Habló con más inquietud que brusquedad. Era claro que se hallaba entre la espada y la pared. Le di el dinero y, cuando me extendía el recibo, entró su esposa, una mujer también alta, que debió ser muy bella en otro tiempo pero cuya extrema delgadez y rostro macilento le daban un aspecto fantasmal. También hablaba con un fuerte acento del Medio Oriente. Me saludó con sonrisa desvaída y, en un francés un poco más fluido y comprensible que el inglés del portero, me comentó que se alegraba mucho de mi arribo. Mi amigo necesitaba con urgencia ayuda y la compañía de alguien. Me despedí de ellos y fui a la habitación que me habían indicado. Resultó ser contigua a la portería, pero, por vaya a saberse qué capricho, tenía el número 9.

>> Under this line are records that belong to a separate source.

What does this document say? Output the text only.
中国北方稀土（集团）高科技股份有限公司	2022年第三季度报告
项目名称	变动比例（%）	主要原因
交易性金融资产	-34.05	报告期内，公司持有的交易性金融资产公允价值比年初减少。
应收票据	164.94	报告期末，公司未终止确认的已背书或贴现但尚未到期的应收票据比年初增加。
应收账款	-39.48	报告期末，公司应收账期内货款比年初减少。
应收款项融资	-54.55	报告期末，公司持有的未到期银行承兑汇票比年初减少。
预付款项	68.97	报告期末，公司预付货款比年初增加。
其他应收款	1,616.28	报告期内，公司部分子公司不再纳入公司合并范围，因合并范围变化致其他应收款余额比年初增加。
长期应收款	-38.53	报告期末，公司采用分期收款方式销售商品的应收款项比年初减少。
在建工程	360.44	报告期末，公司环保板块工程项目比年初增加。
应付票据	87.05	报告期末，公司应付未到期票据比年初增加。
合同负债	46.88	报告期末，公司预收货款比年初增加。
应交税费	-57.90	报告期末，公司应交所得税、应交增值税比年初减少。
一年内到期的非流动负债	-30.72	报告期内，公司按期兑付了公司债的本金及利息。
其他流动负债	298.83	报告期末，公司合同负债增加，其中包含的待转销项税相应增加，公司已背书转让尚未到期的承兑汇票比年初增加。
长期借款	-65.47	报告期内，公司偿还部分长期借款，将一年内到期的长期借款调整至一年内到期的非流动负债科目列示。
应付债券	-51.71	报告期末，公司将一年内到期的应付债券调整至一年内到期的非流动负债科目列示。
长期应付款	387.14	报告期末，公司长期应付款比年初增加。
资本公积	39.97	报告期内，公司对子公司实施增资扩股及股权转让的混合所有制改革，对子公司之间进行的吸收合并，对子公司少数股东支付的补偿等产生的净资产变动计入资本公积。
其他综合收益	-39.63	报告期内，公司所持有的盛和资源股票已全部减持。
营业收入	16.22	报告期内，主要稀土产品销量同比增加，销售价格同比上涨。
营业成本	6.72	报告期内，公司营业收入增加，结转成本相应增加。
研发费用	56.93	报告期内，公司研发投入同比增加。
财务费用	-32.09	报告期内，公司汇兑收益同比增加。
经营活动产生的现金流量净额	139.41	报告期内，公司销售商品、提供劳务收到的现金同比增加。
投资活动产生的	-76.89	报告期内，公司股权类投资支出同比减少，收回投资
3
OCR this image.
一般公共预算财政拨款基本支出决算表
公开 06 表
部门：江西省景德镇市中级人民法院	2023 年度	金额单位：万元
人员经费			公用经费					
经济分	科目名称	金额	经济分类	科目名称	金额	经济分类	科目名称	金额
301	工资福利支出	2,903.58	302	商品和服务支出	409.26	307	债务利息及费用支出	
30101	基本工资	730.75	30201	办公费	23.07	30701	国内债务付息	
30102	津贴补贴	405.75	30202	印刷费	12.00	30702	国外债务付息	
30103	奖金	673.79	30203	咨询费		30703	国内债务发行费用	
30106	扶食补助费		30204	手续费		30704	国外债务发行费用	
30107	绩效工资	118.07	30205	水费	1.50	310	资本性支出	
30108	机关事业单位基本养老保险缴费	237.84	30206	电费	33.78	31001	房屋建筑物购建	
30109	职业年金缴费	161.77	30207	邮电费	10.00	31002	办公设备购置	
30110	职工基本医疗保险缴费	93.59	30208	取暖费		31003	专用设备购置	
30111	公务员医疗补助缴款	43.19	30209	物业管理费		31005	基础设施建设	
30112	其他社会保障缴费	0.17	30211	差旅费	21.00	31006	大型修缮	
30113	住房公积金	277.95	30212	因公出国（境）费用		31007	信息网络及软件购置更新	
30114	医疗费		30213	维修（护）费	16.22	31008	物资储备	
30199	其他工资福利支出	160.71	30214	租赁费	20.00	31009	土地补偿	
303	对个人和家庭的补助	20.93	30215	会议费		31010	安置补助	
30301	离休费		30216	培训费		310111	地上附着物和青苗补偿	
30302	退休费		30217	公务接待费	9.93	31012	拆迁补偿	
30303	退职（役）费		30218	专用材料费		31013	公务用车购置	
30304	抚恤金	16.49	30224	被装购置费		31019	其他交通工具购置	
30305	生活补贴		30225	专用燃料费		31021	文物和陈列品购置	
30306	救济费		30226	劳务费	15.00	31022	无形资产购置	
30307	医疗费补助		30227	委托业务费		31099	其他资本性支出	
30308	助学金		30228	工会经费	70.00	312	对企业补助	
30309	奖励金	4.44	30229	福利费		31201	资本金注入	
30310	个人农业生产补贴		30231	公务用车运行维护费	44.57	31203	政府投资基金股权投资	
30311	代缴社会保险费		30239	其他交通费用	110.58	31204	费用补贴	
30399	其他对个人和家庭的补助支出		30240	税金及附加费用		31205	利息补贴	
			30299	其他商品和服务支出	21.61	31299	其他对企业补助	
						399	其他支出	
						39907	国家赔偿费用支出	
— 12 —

La puerta no estaba con llave. Entré después de golpear con los nudillos y una voz apagada ordenó:

—Pase, pase, no está cerrada.

Allí yacía Maqroll el Gaviero, tendido en una cama con sábanas de un desteñido rosa en las que el sudor dejaba amplias manchas oscuras. El hombre temblaba violentamente. Los ojos desencajados y brillantes tenían una expresión agónica y desesperada. La barba de varias semanas, entrecana e hirsuta, contribuía aún más a darle un aspecto de fatal desamparo. La decoración del cuarto, con desvaídas reproducciones de desnudos femeninos y el imprescindible espejo frente al lecho, encima de un tocador adornado con polvorientos volantes también de color rosa, daba un toque entre patético y grotesco a la presencia del Gaviero en ese lugar. Me indicó con la mano que me sentara en la única silla de brazos, forrada en grasienta cretona de flores de color ya indefinido. La acerqué a la cabecera del lecho y tomé asiento, en espera de que pasara un poco el acceso de fiebre que le impedía hablar con claridad. Tomó de la mesa de noche un frasco de pastillas y se echó dos en la boca. Las tragó con un poco de agua que, con gran dificultad, se sirvió de una jarra que había en la misma mesa. Sus manos temblaban en tal forma que la mitad del agua se regó sobre las sábanas. Hice el gesto de ayudarle pero me rechazó con una sombra de sonrisa en los labios. Los dientes entrechocaban cuando intentaba hablar. Esperamos un rato en silencio mientras la medicina hacía efecto. Transcurrió un cuarto de hora o más y el temblor cedió paulatinamente. Cuando pudo hablar, su voz se escuchaba con mayor firmeza.